Fixing a diseased aortic heart valve with an implant set in place using a method much like angioplasty sharply improved survival in patients too sick for surgery, a new study shows.
Doctors say the approach represents another step toward a new era of non-surgical valve replacement for patients unlikely to survive surgery, which is now the most effective treatment.
"The new approach led to a 20% reduction in deaths," says lead investigator Martin Leon of Columbia University Medical Center, who helped develop the valve but says he sold his interest to the study sponsor, Edward Lifesciences, and no longer has a financial stake in it.
Currently, Leon says, about 30% of patients diagnosed with aortic stenosis don't undergo surgery because their odds of surviving an operation are poor.
Without surgery, the study showed, half of patients die within a year of suffering their first symptoms, because damaged valves block blood flow from the heart to the rest of the body.
"It's an unbelievable chunk of lives saved," says Christopher White, director of cardiology at the Ochsner Medical Center in New Orleans, who was not involved in the study and has no financial stake in the device. "Still, a third of these patients expired within a year. That's a significant risk, but it beats 50%, which was the control arm."

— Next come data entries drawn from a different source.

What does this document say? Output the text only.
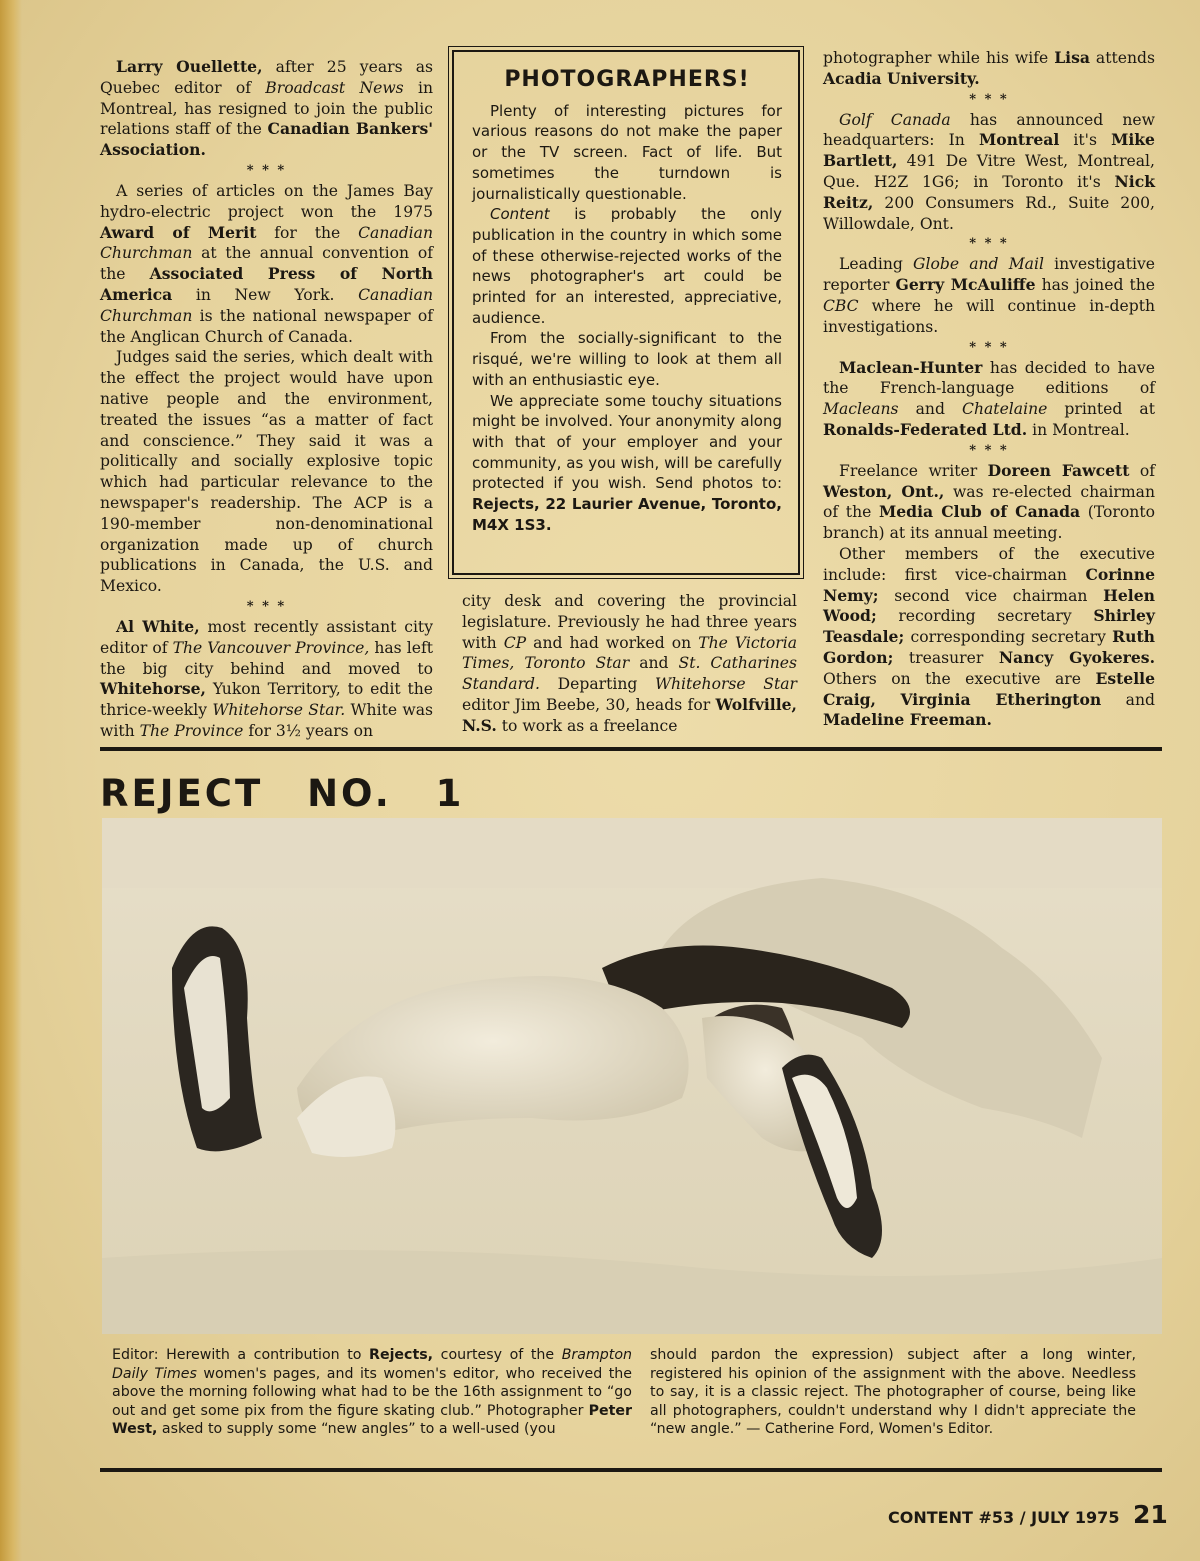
Larry Ouellette, after 25 years as Quebec editor of Broadcast News in Montreal, has resigned to join the public relations staff of the Canadian Bankers' Association.

* * *

A series of articles on the James Bay hydro-electric project won the 1975 Award of Merit for the Canadian Churchman at the annual convention of the Associated Press of North America in New York. Canadian Churchman is the national newspaper of the Anglican Church of Canada.

Judges said the series, which dealt with the effect the project would have upon native people and the environment, treated the issues “as a matter of fact and conscience.” They said it was a politically and socially explosive topic which had particular relevance to the newspaper's readership. The ACP is a 190-member non-denominational organization made up of church publications in Canada, the U.S. and Mexico.

* * *

Al White, most recently assistant city editor of The Vancouver Province, has left the big city behind and moved to Whitehorse, Yukon Territory, to edit the thrice-weekly Whitehorse Star. White was with The Province for 3½ years on

PHOTOGRAPHERS!

Plenty of interesting pictures for various reasons do not make the paper or the TV screen. Fact of life. But sometimes the turndown is journalistically questionable.

Content is probably the only publication in the country in which some of these otherwise-rejected works of the news photographer's art could be printed for an interested, appreciative, audience.

From the socially-significant to the risqué, we're willing to look at them all with an enthusiastic eye.

We appreciate some touchy situations might be involved. Your anonymity along with that of your employer and your community, as you wish, will be carefully protected if you wish. Send photos to: Rejects, 22 Laurier Avenue, Toronto, M4X 1S3.

city desk and covering the provincial legislature. Previously he had three years with CP and had worked on The Victoria Times, Toronto Star and St. Catharines Standard. Departing Whitehorse Star editor Jim Beebe, 30, heads for Wolfville, N.S. to work as a freelance

photographer while his wife Lisa attends Acadia University.

* * *

Golf Canada has announced new headquarters: In Montreal it's Mike Bartlett, 491 De Vitre West, Montreal, Que. H2Z 1G6; in Toronto it's Nick Reitz, 200 Consumers Rd., Suite 200, Willowdale, Ont.

* * *

Leading Globe and Mail investigative reporter Gerry McAuliffe has joined the CBC where he will continue in-depth investigations.

* * *

Maclean-Hunter has decided to have the French-language editions of Macleans and Chatelaine printed at Ronalds-Federated Ltd. in Montreal.

* * *

Freelance writer Doreen Fawcett of Weston, Ont., was re-elected chairman of the Media Club of Canada (Toronto branch) at its annual meeting.

Other members of the executive include: first vice-chairman Corinne Nemy; second vice chairman Helen Wood; recording secretary Shirley Teasdale; corresponding secretary Ruth Gordon; treasurer Nancy Gyokeres. Others on the executive are Estelle Craig, Virginia Etherington and Madeline Freeman.

REJECT NO. 1
Editor: Herewith a contribution to Rejects, courtesy of the Brampton Daily Times women's pages, and its women's editor, who received the above the morning following what had to be the 16th assignment to “go out and get some pix from the figure skating club.” Photographer Peter West, asked to supply some “new angles” to a well-used (you
should pardon the expression) subject after a long winter, registered his opinion of the assignment with the above. Needless to say, it is a classic reject. The photographer of course, being like all photographers, couldn't understand why I didn't appreciate the “new angle.” — Catherine Ford, Women's Editor.
CONTENT #53 / JULY 1975 21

The study, out Wednesday in The New England Journal of Medicine, involved more than 358 patients divided into two groups. About half received medication, bolstered in many cases by a procedure to widen their clogged aortic valves. The rest were given an experimental valve, fashioned with treated cow tissue encased in a spring-like stent.
The valves were slipped into the patients' aortic valves through a tube called a catheter.
The death rate among valve recipients was 31%, vs. 51% among those who got standard therapy. About 5% of those who got the valve suffered strokes, compared with 1% of those on standard therapy.
Sixteen percent of valve recipients suffered other complications. Leon says smaller implantation devices may reduce complication rates.